Sous ce titre dû à notre rédaction, nous publions le commentaire qu’a inspiré à Marc Durand l’article de Michel Lecomte, Avons-nous trahi Jésus en le faisant Dieu ?

Publié le 28 juillet 2025 par Garrigues et Sentiers
GARRIGUES ET SENTIERS

Le texte de Michel Lecomte nous amène à reconsidérer ce que nous croyons trop facilement, une divinité de Jésus qui simplifie tout mais n’est pourtant pas si évidente… et même incroyable.

Seulement on peut regretter d’y trouver une sorte de théorie du complot. Ce ne sont pas Constantin ni Théodose qui ont imposé la divinité du Christ, ils ont plutôt demandé aux « autorités » du christianisme de faire cesser les dissensions en définissant ce qu’il fallait croire. Désir d’ordre de la part d’empereurs qui n’avaient pas besoin de cette divinité du Christ pour en faire le fondement d’une hiérarchie qui les servait bien. Mahomet n’a jamais été divinisé, l’Islam ne s’est pas privé de hiérarchie ! Sans être tranchée, cette question remonte au premier siècle, le quatrième évangile et l’Apocalypse font penser que la communauté johannique croyait déjà à cette divinité,  et cela a été traité déjà théologiquement par Justin au IIe siècle.

S’il est vrai que bien des chrétiens ont occulté l’enseignement du Christ pour se consacrer à une contemplation irréelle d’un Christ qu’il fallait adorer, il semble difficile de soutenir que cette divinité a été proclamée dans ce but ! Rappelons que tout au long des siècles des chrétiens persuadés de la divinité du Christ et de la nécessité de l’adorer, ont proclamé et mis en pratique très concrètement l’enseignement de l’homme Jésus. Il n’y a pas que le livre Le Christ rouge que nous citions récemment pour nous persuader que l’enseignement de ce Jésus, homme de Galilée, n’a jamais  été oublié. Cette façon de chercher de sombres motifs aux définitions dogmatiques me semble injuste et inefficace dans la question qui nous préoccupe.

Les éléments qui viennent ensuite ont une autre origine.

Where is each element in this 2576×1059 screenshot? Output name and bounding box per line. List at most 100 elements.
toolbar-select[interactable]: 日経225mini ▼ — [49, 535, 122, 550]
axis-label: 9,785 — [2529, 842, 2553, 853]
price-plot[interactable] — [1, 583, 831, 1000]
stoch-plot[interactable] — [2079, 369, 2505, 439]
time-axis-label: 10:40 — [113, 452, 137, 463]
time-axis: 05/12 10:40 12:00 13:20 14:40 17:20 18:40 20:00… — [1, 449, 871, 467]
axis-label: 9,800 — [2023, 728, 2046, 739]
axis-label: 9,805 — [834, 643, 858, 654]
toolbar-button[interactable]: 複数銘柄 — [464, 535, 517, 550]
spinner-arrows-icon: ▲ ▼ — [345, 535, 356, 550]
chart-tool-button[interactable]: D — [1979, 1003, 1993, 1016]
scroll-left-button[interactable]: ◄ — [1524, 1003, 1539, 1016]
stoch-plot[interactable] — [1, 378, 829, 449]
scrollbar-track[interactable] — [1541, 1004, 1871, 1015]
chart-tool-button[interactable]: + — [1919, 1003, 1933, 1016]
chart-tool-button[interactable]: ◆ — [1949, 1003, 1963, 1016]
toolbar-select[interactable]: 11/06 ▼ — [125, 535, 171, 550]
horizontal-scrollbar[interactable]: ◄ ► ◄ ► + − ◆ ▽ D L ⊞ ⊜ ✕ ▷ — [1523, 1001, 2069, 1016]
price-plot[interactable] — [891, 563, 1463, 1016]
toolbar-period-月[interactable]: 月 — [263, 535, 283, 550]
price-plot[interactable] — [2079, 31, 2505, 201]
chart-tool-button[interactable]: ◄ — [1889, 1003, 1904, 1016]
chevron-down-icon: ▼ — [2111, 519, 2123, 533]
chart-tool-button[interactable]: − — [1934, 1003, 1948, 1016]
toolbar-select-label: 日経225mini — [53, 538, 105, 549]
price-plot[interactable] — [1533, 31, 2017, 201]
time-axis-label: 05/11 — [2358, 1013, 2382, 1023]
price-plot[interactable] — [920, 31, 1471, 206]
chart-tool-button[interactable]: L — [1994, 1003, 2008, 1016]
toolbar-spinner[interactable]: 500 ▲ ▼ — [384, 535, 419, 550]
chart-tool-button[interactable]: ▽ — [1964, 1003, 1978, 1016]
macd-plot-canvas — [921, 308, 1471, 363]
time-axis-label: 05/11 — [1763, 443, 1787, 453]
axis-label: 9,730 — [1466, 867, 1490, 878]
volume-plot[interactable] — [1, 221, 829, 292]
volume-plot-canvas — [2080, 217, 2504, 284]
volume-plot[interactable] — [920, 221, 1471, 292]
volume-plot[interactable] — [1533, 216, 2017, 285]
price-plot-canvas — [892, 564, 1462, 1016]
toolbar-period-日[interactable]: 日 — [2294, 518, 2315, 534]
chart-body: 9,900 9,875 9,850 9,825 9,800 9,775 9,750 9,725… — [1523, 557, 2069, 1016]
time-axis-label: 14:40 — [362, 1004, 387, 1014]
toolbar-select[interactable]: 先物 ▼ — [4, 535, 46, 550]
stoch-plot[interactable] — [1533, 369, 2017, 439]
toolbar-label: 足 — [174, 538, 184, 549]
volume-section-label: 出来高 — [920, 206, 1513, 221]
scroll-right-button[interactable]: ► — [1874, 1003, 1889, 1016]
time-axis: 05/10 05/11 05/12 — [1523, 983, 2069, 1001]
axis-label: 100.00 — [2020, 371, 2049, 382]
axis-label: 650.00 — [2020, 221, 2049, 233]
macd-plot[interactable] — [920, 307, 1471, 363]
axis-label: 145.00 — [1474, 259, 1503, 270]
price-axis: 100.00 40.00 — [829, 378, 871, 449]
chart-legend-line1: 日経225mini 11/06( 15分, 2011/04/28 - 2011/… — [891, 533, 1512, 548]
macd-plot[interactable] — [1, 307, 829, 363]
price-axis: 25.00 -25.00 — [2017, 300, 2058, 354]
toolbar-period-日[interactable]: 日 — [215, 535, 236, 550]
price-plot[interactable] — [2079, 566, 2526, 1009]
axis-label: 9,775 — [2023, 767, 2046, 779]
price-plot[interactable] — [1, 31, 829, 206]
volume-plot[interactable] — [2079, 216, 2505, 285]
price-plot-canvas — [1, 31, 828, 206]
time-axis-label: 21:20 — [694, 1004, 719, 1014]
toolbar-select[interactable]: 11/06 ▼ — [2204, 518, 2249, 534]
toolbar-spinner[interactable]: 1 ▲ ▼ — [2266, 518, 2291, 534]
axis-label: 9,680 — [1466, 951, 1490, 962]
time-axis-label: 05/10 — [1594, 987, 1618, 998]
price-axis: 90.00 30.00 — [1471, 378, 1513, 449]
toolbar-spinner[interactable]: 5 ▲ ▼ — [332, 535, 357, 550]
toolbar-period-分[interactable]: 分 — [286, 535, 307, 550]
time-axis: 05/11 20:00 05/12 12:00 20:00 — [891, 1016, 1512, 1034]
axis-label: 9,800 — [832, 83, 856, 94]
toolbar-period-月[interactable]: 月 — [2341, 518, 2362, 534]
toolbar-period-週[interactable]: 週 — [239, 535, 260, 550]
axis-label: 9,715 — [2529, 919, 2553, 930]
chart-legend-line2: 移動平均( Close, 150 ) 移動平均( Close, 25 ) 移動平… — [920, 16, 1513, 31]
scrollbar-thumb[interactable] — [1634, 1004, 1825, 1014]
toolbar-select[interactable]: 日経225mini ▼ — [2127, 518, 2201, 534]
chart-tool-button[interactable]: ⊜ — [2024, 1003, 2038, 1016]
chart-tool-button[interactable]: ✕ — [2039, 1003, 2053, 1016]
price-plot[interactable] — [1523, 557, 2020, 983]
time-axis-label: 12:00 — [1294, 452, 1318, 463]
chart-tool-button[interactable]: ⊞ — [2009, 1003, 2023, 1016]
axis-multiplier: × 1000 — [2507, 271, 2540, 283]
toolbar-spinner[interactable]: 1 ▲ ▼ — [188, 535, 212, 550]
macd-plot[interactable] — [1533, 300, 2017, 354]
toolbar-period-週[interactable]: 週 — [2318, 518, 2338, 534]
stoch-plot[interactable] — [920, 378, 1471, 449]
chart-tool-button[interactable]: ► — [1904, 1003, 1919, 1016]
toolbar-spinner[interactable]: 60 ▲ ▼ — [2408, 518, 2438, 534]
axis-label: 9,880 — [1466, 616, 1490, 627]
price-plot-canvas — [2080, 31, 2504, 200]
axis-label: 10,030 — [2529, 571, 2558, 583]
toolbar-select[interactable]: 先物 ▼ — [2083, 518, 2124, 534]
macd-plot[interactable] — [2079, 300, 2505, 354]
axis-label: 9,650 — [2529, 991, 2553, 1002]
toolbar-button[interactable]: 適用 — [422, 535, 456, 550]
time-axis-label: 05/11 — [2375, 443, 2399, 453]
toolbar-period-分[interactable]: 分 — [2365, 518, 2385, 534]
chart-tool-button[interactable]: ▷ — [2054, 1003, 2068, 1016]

« Ce n’est pas Jésus qui est Dieu, mais Dieu qui est en l’homme Jésus » écrit Paul Gounelle, ou encore Paul Tillich affirme que « le Christ est “la transparence du divin”, l’homme chez qui Dieu s’est pleinement manifesté ». Que Dieu soit en l’homme–Jésus et le Christ la transparence du divin n’oblige pas d’affirmer que ce dernier n’est pas Dieu, ni de l’infirmer non plus, évidemment. En fait ce débat sur « l’essence métaphysique » de Jésus me semble mal posé. Les termes d’essence, ou de substance (cf. dans le Credo la consubstantialité) ne peuvent rien éclairer actuellement. Il faut séparer ce que l’on peut appeler la « théologie abstraite » essayant d’approcher l’Être de Dieu, de la « théologie économique » qui se préoccupe de la relation de Dieu avec nous, la seule sur laquelle la Révélation nous donne des lumières. La première prétend décrire qui est Dieu, et ne peut que s’y casser les dents. La seconde ne peut trancher la question, devenue alors sans intérêt, de la divinité de Jésus « né avant tous les siècles » ou divinisé par sa résurrection. Faut-il alors adorer Jésus ? Je pense que l’adoration de Jésus est l’adoration de Dieu à travers Jésus qui est, grâce à sa résurrection, le seul chemin pour nous mener au Père. 

Notre esprit rationnel voudrait nous faire répondre par oui ou par non à la question de la divinité de Jésus. Mais la réflexion et la Révélation nous amènent à accepter des mélanges de « oui » et de « non », de « il y a » et de « il n’y a pas », voire de propos contradictoires qui contiennent chacun une part de vérité. L’important est d’approcher la connaissance de Jésus qui nous mène au Père et nous le révèle dans sa relation avec nous (1). Cette connaissance nous incite à être fidèles à l’enseignement bien concret de Jésus et à entrer en relation avec le Père dans une adoration qui se fait en Christ. 

Marc Durand

(1) On peut lire avec intérêt sur ce sujet le livre de Joseph Moingt, Esprit, Église et Monde, Gallimard, 2016, spécialement les pages 298 à 348.